If you want to run your own origin server, you'll also need my hacked up s2n, which you can get with:
git clone https://git.thejh.net/git/s2n-tls.git
cd s2n-tls
git checkout true-keyless
S2N_LIBCRYPTO=openssl-1.1.1 BUILD_S2N=true GCC_VERSION=10 codebuild/bin/s2n_codebuild.sh # or something like this, idk, might depend on your system
Then you can edit the Makefile
of the true-keyless project to point to the right path for s2n, and build all of true-keyless with make
.
To change which files are served, edit the precooked_responses
table in common.h
. Note that the listed files must contain complete HTTP/1.0 responses with headers!
You'll also need your own TLS certificate chain and key.

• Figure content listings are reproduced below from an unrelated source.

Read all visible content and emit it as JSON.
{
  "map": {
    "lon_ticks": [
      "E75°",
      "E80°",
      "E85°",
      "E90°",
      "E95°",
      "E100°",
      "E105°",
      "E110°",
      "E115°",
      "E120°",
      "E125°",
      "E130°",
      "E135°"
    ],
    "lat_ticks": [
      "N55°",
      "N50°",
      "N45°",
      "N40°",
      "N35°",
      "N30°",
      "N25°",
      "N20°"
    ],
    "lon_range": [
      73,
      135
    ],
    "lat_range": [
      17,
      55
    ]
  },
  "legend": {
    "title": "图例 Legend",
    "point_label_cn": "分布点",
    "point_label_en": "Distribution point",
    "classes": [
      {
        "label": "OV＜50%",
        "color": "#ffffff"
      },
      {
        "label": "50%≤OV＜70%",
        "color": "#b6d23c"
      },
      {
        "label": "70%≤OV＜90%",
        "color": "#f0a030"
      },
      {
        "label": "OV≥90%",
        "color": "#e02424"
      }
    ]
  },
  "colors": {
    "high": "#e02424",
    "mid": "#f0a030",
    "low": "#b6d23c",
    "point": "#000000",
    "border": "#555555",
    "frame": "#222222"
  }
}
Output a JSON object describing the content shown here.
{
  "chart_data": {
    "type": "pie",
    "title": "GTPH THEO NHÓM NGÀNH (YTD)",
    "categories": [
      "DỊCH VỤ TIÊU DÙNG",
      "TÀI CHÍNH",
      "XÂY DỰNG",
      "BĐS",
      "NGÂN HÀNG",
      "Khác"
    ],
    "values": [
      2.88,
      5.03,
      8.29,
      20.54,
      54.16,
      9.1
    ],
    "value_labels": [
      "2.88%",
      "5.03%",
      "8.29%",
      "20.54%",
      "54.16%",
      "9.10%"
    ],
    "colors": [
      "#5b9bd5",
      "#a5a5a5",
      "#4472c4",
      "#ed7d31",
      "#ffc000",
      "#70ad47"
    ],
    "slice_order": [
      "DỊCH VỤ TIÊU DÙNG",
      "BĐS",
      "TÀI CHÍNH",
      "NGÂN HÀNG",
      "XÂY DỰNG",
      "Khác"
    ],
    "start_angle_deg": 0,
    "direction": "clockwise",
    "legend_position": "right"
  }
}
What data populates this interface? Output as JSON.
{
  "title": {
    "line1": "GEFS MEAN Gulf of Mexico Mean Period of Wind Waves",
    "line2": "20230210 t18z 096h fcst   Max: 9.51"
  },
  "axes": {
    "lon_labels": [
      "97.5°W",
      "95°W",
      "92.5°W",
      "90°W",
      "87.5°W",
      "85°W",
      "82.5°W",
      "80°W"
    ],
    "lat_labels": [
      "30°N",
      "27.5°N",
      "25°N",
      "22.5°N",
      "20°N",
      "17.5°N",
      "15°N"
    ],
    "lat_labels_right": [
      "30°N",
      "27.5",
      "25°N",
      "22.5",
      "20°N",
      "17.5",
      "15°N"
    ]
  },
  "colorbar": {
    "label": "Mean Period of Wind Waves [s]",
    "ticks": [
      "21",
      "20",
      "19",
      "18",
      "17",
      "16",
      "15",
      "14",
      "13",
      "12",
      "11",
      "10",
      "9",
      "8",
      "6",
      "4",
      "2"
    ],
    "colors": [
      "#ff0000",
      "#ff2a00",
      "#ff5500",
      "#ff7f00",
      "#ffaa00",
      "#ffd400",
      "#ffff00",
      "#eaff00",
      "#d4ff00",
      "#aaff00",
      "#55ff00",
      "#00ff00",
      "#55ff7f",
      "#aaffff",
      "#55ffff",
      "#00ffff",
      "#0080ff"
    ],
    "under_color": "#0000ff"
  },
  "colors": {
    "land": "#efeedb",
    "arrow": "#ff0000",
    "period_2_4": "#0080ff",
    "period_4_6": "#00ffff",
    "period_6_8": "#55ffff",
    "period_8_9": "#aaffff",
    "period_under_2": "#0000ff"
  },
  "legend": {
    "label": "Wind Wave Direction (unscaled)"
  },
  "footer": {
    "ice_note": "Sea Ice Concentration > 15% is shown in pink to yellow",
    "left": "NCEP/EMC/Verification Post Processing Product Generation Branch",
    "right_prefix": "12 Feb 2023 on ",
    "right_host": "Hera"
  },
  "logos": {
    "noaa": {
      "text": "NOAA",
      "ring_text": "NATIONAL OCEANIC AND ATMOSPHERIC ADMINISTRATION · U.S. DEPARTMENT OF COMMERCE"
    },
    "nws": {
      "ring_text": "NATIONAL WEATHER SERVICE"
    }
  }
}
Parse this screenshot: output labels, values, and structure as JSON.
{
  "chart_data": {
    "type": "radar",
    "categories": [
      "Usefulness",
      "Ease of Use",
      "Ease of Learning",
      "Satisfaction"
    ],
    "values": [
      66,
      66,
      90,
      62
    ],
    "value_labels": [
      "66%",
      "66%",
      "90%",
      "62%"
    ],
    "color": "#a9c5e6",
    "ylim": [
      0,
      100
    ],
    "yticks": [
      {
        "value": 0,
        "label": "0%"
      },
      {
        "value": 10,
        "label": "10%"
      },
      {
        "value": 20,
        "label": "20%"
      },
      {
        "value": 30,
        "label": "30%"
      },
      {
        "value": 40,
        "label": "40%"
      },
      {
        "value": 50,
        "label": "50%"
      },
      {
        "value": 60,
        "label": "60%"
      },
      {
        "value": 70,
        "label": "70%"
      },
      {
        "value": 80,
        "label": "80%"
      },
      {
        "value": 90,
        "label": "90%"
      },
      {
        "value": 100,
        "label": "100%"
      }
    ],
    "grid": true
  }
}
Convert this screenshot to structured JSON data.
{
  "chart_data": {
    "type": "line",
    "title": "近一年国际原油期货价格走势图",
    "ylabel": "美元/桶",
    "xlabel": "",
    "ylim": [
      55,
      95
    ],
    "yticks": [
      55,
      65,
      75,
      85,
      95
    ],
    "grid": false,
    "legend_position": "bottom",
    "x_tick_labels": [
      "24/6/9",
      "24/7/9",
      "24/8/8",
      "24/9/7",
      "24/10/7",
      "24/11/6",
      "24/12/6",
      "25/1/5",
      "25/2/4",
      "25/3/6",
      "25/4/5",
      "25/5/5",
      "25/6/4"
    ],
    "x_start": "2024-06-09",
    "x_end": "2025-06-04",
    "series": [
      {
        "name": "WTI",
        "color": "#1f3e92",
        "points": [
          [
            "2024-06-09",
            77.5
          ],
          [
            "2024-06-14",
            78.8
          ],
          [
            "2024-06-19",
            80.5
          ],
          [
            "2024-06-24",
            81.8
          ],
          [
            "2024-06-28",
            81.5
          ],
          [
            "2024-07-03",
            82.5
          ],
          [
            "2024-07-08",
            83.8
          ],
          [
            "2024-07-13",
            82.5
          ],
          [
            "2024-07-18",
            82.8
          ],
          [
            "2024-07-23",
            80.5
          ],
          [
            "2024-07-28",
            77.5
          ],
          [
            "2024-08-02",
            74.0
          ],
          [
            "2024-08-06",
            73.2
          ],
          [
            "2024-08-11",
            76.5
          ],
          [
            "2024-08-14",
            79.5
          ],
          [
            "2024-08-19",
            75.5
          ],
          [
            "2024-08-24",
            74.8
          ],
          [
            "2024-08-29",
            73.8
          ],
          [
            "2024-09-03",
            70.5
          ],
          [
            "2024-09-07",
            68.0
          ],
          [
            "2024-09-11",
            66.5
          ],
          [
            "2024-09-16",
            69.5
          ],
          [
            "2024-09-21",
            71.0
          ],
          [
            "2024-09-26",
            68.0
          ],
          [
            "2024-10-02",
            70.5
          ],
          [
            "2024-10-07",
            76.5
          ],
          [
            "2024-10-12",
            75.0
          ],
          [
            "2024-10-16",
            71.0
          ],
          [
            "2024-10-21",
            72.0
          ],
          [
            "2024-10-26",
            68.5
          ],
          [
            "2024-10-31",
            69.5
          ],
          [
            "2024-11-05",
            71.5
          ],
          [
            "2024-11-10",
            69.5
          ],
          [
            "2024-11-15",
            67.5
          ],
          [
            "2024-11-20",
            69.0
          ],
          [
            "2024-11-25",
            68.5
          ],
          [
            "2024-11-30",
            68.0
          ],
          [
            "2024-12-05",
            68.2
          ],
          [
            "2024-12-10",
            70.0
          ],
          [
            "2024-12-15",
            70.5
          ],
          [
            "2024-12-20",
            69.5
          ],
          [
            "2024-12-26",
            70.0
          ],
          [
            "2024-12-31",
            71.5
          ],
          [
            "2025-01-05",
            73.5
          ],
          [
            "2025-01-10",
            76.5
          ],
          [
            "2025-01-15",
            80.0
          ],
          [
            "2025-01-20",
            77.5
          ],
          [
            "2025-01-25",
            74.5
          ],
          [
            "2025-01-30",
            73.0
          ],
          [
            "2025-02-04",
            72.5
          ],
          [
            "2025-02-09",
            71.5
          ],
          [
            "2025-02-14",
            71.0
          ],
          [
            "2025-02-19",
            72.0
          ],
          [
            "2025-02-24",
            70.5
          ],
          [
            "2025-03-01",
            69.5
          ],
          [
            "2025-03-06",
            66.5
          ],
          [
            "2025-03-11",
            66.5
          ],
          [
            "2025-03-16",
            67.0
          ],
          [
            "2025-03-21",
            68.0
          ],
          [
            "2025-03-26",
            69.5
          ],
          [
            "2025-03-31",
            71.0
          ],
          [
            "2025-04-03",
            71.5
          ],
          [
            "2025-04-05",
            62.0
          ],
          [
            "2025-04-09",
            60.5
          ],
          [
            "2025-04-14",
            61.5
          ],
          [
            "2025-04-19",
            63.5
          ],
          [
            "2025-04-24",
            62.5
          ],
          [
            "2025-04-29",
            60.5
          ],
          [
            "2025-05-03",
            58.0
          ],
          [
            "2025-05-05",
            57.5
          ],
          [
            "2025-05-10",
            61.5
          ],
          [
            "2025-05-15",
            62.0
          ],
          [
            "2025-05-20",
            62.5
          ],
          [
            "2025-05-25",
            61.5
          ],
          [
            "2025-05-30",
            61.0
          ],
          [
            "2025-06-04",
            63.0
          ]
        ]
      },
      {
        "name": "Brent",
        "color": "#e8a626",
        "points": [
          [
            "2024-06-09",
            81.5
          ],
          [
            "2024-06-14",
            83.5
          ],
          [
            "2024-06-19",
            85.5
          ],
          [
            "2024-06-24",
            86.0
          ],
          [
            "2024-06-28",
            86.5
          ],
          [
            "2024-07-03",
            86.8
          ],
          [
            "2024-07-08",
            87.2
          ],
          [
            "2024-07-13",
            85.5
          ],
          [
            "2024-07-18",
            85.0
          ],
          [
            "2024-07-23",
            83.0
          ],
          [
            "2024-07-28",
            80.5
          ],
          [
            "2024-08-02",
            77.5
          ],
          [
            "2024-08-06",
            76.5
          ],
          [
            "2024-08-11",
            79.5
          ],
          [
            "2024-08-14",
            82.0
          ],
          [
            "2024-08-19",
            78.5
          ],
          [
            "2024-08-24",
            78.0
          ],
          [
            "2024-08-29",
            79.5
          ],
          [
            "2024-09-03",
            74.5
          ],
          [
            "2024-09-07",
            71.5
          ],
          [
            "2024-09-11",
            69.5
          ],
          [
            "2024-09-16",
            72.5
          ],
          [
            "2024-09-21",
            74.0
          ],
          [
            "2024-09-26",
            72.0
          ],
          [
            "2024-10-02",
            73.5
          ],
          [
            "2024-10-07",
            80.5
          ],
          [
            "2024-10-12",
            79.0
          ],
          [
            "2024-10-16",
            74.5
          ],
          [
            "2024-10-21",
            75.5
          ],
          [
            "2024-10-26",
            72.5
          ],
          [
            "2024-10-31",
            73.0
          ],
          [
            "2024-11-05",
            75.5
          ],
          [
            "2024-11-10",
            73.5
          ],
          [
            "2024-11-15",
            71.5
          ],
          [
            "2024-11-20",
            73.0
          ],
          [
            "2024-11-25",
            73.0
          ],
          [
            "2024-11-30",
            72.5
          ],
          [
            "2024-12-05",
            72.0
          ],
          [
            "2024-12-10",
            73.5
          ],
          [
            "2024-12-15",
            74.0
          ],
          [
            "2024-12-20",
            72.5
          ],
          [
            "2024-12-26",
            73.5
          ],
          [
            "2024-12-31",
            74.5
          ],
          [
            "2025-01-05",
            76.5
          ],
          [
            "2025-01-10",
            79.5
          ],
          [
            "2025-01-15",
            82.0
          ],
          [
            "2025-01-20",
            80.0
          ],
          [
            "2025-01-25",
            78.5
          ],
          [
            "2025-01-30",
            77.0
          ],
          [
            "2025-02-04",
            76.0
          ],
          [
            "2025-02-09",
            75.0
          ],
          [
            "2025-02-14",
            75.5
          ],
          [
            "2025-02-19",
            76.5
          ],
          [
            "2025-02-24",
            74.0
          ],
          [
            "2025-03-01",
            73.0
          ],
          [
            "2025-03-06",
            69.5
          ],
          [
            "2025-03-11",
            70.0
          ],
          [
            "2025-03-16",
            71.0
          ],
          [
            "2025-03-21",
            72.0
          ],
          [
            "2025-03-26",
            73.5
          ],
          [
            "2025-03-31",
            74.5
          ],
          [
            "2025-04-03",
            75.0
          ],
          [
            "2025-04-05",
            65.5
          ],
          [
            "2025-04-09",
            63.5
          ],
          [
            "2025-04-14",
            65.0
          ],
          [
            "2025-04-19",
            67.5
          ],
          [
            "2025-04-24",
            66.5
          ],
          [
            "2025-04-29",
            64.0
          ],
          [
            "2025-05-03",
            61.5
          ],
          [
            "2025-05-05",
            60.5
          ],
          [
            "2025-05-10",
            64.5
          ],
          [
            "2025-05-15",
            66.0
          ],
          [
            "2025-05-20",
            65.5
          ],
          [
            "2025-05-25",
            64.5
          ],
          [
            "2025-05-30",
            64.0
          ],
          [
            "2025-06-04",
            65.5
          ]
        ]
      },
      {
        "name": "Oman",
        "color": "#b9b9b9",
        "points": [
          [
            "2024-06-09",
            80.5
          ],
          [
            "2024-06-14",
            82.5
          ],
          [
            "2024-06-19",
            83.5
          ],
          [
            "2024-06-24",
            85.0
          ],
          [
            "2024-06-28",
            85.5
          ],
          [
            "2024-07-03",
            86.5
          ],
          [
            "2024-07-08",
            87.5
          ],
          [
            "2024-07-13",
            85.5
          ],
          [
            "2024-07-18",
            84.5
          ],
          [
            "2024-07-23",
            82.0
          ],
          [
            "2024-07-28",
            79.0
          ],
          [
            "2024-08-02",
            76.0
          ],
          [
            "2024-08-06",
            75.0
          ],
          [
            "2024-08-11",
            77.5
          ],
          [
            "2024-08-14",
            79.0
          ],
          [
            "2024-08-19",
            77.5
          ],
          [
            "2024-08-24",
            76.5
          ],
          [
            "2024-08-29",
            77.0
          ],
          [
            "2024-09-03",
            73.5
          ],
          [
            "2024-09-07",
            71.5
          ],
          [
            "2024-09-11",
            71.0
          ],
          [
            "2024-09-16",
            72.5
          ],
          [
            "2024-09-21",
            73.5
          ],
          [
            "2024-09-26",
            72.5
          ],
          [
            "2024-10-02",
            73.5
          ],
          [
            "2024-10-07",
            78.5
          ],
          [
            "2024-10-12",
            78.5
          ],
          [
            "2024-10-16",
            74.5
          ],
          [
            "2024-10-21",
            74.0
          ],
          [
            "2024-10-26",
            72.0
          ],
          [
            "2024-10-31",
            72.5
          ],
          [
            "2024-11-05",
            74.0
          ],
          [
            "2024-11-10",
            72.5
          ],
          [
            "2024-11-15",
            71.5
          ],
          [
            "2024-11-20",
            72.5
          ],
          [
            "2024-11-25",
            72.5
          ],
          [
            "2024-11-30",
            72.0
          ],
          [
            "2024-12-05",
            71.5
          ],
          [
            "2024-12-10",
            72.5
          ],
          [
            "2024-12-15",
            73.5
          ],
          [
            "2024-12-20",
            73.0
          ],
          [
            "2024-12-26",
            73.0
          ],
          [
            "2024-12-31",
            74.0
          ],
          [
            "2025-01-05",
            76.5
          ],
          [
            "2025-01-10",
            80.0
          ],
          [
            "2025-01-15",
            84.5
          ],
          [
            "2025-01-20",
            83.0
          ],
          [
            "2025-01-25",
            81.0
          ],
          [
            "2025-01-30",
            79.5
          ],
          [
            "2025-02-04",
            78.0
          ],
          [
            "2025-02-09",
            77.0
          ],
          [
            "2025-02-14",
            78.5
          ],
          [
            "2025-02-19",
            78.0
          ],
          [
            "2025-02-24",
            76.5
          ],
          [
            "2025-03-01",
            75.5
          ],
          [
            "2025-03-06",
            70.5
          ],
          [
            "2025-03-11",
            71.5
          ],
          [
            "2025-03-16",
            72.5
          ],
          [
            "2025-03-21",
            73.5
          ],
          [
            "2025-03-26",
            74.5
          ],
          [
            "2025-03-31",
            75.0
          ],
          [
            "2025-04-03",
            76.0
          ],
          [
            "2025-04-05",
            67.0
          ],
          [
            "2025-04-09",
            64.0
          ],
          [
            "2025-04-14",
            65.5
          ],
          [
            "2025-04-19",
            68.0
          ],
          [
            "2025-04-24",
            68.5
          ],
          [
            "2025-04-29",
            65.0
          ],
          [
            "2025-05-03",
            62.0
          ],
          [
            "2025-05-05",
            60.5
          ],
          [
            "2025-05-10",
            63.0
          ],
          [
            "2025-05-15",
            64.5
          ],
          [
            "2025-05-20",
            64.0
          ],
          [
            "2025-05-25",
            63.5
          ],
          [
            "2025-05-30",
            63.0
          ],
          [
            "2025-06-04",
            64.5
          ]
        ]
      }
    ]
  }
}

As described above, we can't use TLS 1.3 because it has no cipher suites with the right properties. But if we had some classic encryption+HMAC cipher suite in TLS/1.3, then we could do the following:
One amazing feature in TLS 1.3 that does not really exist in TLS 1.2 is that it's possible to just rekey in the sending direction without any round trips - you just send a KeyUpdate
message and that's it. This means the origin server could sandwich any CDN content between two KeyUpdate
messages, and then embed secrets in other parts of the response that the CDN server wouldn't be able to decrypt.
So if we had compatible cipher suites in TLS 1.3, you could use a templating language for HTML and let the CDN inject the static parts of the template while letting the origin server insert the dynamic parts such that the CDN can't decrypt them! That'd be neat, huh? The TLS spec folks should totally add an encryption+HMAC cipher suite extension to TLS 1.3. It'd be great. (See disclaimer at the top, not a cryptographer, yadda yadda.)
Of course the ultimately helpful cipher suite for this would be one that takes two encryption keys in addition to the HMAC key (like CTR+HMAC except you replace the block cipher invocation with two invocations with different keys and XOR their outputs), where one of the keys can be freely set by the sending peer. Then you could have encrypted user content stored in an untrusted CDN, without the CDN being able to read it. The user can authenticate using request headers or request parameters to the origin server as normal (all communication in the uplink direction is completely secret from the CDN), and the server could set the inner encryption key to the key used to encrypt the CDN-cached file and instruct the CDN to inject the pre-encrypted user content while applying the outer layer of encryption.